Como era calvo desde verdes anos, decretou Bernardão que
todos os seus súditos fossem igualmente calvos, ou por natureza ou por navalha,
e fundou esse ato em uma razão de ordem política, a saber, que a unidade moral
do Estado pedia a conformidade exterior das cabeças. Outro ato em que revelou
igual sabedoria, foi o que ordenou que todos os sapatos de pé esquerdo tivessem
um pequeno talho no lugar correspondente ao dedo mínimo, dando assim aos seus
súditos o ensejo de se parecerem com ele, que padecia de um calo. O uso dos
óculos em todo o reino não se explica de outro modo, sendo por uma oftalmia a
que afligiu a Bernardão, logo no segundo ano de reinado. A doença levou-lhe um
olho, e foi aqui que se revelou a vocação poética de Bernardão, porque,
tendo-lhe dito um de seus dois ministros, chamado Alfa, que a perda de um olho
o fazia igual a Aníbal, - comparação que o lisonjeou muito, - o segundo
ministro, Ômega, deu um passo adiante, e achou-o superior a Homero, que perdera
ambos os olhos. Esta cortesia foi uma revelação; e como isto prende com o
casamento, vamos ao casamento.
Tratava-se, em verdade, de assegurar a dinastia dos
Tanoarius. Não faltavam noivas ao novo rei, mas nenhuma lhe agradou tanto como
a moça Estrelada, bela, rica e ilustre. Esta senhora, que cultivava a música e
a poesia, era requestada por alguns cavalheiros, e mostrava-se file à dinastia
decaída. Bernardão ofereceu-lhe as coisas mais suntuosas e raras, e, por outro
lado, a família bradava-lhe que uma coroa na cabeça valia mais que uma saudade
no coração; que não fizesse a desgraça dos seus, quando o ilustre Bernardão lhe
acenava com o principado; que os tronos não andavam a rodo, e mais isto, e mais
aquilo. Estrelada, porém, resistia à sedução.

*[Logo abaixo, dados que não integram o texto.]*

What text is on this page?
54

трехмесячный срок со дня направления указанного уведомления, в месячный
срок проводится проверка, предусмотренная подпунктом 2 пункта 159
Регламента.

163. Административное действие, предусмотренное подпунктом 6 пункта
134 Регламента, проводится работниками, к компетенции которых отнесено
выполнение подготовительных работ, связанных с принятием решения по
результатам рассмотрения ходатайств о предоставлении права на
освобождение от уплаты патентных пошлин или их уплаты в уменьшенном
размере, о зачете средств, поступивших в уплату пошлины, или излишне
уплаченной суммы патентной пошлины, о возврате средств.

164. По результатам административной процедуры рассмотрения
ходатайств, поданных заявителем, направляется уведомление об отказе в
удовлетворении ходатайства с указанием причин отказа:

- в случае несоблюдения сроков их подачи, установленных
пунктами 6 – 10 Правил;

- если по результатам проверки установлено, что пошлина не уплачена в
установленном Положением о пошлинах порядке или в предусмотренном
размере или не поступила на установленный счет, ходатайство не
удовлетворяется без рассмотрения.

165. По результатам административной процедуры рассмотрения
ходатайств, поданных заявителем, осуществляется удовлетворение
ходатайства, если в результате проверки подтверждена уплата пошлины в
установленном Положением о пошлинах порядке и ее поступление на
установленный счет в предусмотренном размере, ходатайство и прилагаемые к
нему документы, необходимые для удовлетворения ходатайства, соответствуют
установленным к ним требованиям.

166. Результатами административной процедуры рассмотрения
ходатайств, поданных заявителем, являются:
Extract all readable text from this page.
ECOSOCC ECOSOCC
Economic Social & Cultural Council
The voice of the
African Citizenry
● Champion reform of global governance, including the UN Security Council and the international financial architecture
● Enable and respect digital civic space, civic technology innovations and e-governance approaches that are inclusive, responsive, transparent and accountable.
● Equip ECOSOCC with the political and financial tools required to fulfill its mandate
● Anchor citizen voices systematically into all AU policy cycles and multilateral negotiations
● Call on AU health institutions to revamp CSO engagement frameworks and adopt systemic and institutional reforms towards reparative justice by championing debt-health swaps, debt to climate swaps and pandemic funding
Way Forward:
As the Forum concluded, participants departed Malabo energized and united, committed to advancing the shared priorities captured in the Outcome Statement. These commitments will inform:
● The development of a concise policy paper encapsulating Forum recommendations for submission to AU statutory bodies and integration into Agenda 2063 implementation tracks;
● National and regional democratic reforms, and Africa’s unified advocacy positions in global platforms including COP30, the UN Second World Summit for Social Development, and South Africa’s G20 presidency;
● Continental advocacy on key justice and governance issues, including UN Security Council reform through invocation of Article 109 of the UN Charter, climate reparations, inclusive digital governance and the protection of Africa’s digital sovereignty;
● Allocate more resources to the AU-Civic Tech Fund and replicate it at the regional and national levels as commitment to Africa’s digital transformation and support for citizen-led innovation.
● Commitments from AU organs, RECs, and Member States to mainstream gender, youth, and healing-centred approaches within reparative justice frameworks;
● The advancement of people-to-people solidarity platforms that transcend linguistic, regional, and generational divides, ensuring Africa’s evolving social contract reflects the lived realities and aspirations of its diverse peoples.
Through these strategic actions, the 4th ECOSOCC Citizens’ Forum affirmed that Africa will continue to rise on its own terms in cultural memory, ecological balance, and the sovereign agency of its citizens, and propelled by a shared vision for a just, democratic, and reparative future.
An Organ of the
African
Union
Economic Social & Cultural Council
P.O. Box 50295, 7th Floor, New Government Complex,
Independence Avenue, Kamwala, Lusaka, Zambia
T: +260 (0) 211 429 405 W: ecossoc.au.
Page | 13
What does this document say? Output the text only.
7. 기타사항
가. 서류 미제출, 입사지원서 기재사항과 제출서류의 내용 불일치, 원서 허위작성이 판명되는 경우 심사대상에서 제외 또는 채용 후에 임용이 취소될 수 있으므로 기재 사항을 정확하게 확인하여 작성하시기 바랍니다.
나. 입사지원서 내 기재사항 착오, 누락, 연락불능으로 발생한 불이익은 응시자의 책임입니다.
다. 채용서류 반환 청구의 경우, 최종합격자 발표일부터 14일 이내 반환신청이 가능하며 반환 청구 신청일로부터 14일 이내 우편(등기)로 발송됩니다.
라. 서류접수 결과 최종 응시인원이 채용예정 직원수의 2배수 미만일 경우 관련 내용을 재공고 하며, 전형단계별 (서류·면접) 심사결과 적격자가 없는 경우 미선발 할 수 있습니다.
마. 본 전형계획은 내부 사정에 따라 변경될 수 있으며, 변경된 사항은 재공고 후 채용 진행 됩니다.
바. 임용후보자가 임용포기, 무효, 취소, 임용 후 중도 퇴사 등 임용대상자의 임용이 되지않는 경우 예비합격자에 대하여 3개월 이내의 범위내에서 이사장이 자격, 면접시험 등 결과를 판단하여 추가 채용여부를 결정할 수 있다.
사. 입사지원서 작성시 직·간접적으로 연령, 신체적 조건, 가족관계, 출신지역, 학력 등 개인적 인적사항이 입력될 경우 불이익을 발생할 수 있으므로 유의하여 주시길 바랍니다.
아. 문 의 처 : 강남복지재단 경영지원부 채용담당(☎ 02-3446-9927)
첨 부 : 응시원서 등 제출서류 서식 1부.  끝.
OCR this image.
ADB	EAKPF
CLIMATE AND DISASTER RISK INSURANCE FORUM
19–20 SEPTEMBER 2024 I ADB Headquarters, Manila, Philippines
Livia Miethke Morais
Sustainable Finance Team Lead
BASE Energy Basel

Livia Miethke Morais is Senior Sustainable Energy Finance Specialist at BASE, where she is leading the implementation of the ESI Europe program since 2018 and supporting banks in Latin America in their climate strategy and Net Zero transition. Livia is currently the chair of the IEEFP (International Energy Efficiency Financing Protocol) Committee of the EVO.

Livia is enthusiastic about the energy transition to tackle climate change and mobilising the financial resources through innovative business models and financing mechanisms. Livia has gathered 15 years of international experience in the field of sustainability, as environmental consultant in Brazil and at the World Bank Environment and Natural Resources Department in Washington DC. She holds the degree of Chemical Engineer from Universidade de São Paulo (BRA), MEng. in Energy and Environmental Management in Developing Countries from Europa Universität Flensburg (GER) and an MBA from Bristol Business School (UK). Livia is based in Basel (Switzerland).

Não resistiu muito tempo, mas também não cedeu tudo. Como
entre os seus candidatos preferia secretamente um poeta, declarou que estava
pronta a casar, mas seria com que fizesse o melhor madrigal, em concurso.
Bernardão aceitou a cláusula, louco de amor e confiando em si: tinha mais um
olho que Homero, e fizera a unidade dos pés e das cabeças.
Concorreram ao certame. Que foi anônimo e secreto, vinte
pessoas. Um dos madrigais foi julgado superior aos outros todos: era justamente
o do poeta amado. Bernardão anulou por um decreto o concurso, e mandou abrir
outro; mas então, por uma inspiração de insigne maquiavelismo, ordenou que não
se empregassem palavras que tivessem menos de trezentos anos de idade. Nenhum
dos concorrentes estudara os clássicos: era o meio provável de os vencer.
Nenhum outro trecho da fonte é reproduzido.